For your convenience, if the --setup utility was used, the <app_name>.py (my_app.py in this example) file is created which contains:

#!/usr/bin/env python3

import os, sys
from pyrunner import PyRunner
from pathlib import Path

# Determine absolute path of this file's parent directory at runtime
abs_dir_path = os.path.dirname(os.path.realpath(__file__))

# Store path to default config and .lst file
config_file = '{}/config/app_profile'.format(abs_dir_path)
proc_file = '{}/config/my_app.lst'.format(abs_dir_path)

# Init PyRunner and assign default config and .lst file
app = PyRunner(config_file=config_file, proc_file=proc_file)

if __name__ == '__main__':
  # Initiate job and exit driver with return code
  sys.exit(app.execute())

This can then simply be executed as below. Note that this method of execution has access to ALL of the same arguments as the pyrunner -c ... form.

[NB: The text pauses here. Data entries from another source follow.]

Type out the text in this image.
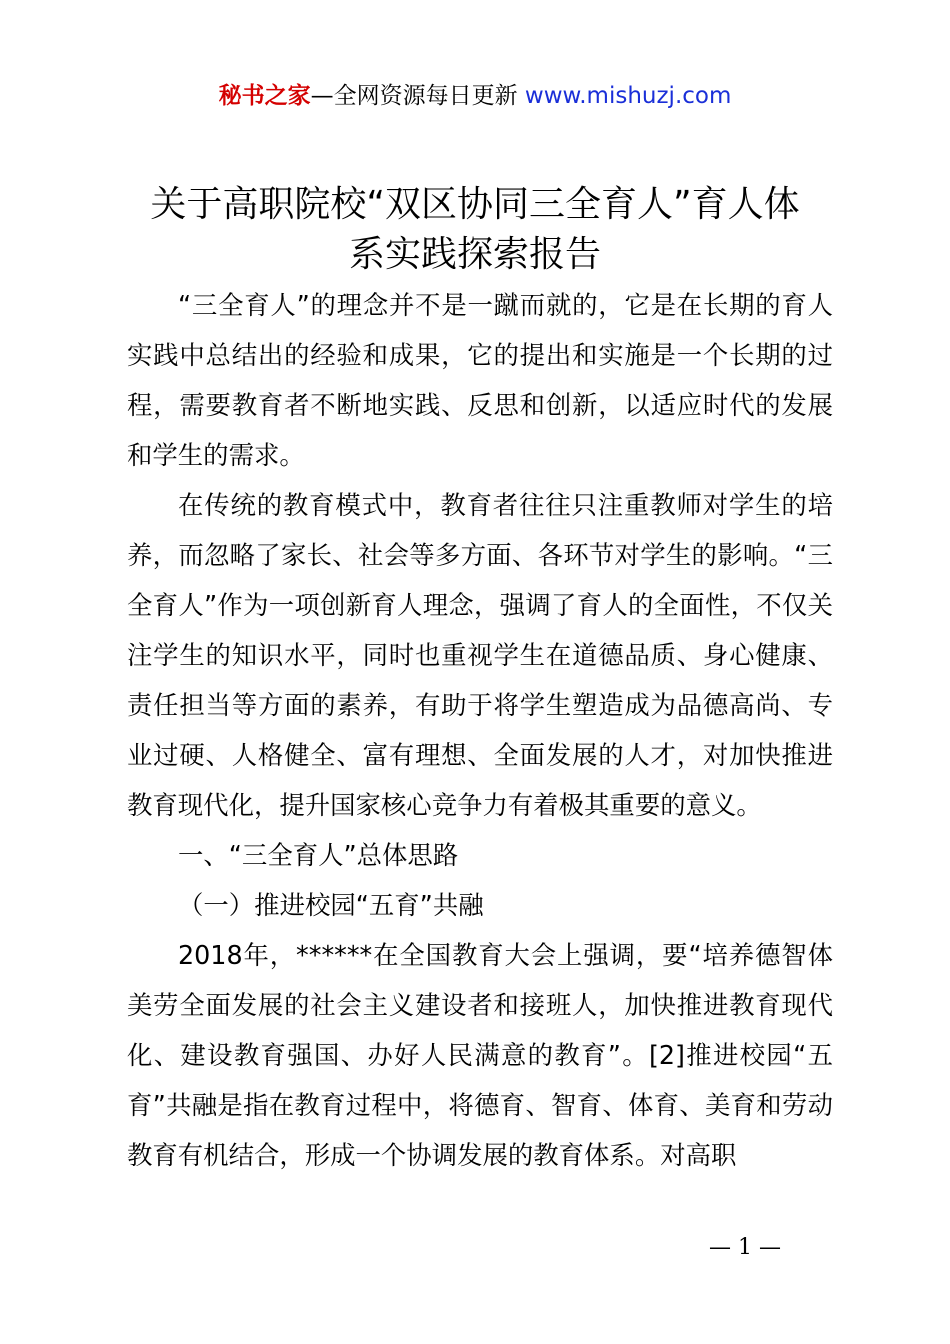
秘书之家—全网资源每日更新 www.mishuzj.com
关于高职院校“双区协同三全育人”育人体
系实践探索报告

“三全育人”的理念并不是一蹴而就的，它是在长期的育人实践中总结出的经验和成果，它的提出和实施是一个长期的过程，需要教育者不断地实践、反思和创新，以适应时代的发展和学生的需求。

在传统的教育模式中，教育者往往只注重教师对学生的培养，而忽略了家长、社会等多方面、各环节对学生的影响。“三全育人”作为一项创新育人理念，强调了育人的全面性，不仅关注学生的知识水平，同时也重视学生在道德品质、身心健康、责任担当等方面的素养，有助于将学生塑造成为品德高尚、专业过硬、人格健全、富有理想、全面发展的人才，对加快推进教育现代化，提升国家核心竞争力有着极其重要的意义。

一、“三全育人”总体思路

（一）推进校园“五育”共融

2018年，******在全国教育大会上强调，要“培养德智体美劳全面发展的社会主义建设者和接班人，加快推进教育现代化、建设教育强国、办好人民满意的教育”。[2]推进校园“五育”共融是指在教育过程中，将德育、智育、体育、美育和劳动教育有机结合，形成一个协调发展的教育体系。对高职

— 1 —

# Basic execution with only app_profile and .lst file
./my_app.py

# If args needed, then simply pass as arguments
./my_app.py -r --env PROGRAM_NAME=MY_SAMPLE_PROGRAM

# We can even use the -c and -l options to override the config/lst file
# specified in the driver.
./my_app.py -c /path/to/other/app_profile -l /path/to/other/alternate.lst

Execution Options

Option Argument Description
--env [variable_name]=[variable_value] Set environment variable - equivalent to export [variable_name]=[variable_value]
--cvar [variable_name]=[variable_value] Set context variable to be available at the start of job.
-r Restart flag. Causes PyRunner to check the APP_TEMP_DIR for existing .ctllog files to restart a job from failure. Fresh run if no .ctllog file found.
-n or --max-procs integer Sets the absolute maximum number of parallel processes allowed to run concurrently.
-x or --exec-only comma separated list of process ID's Executes only the given process ID(s) from the .lst file.
--exec-proc-name single process name Similar to --exec-only - Executes only the process ID identified by the given process name.
-A or --to or --ancestors single process ID Executes given process ID and all preceding/ancestor processes.
-D or --from or --descendents single process ID Executes given process ID and all subsequent/descendent processes.
-N or --norun comma separated list of process ID's Prevents the given process ID(s) from executing.
-e or --email email address Sets email address to send job notification email after run completion. Overrides all other APP_EMAIL settings.
--es or --email-on-success true/false or 1/0 Enables or disables email notifications when job exits with success. Default is True.
--ef or --email-on-fail true/false or 1/0 Enables or disables email notifications when job exits with failure. Default is True.
-i or --interactive Primarily for use with -x option. Launches in interactive mode which will request input from user if a Context variable is not found.
-d or --debug Debug option that only serves to provide a more detailed output during execution to show names of pending, running, failed, etc. tasks.
--dump-logs Enables job to dump to STDOUT logs for all failed tasks after job exits.
--nozip Disables zipping of log files after job exits.
-t or --tickrate Sets the number of checks per second that the execution engine performs to poll running processes.
-h or --help Prints out options and other details.
-v or --version Prints out the installed PyRunner version.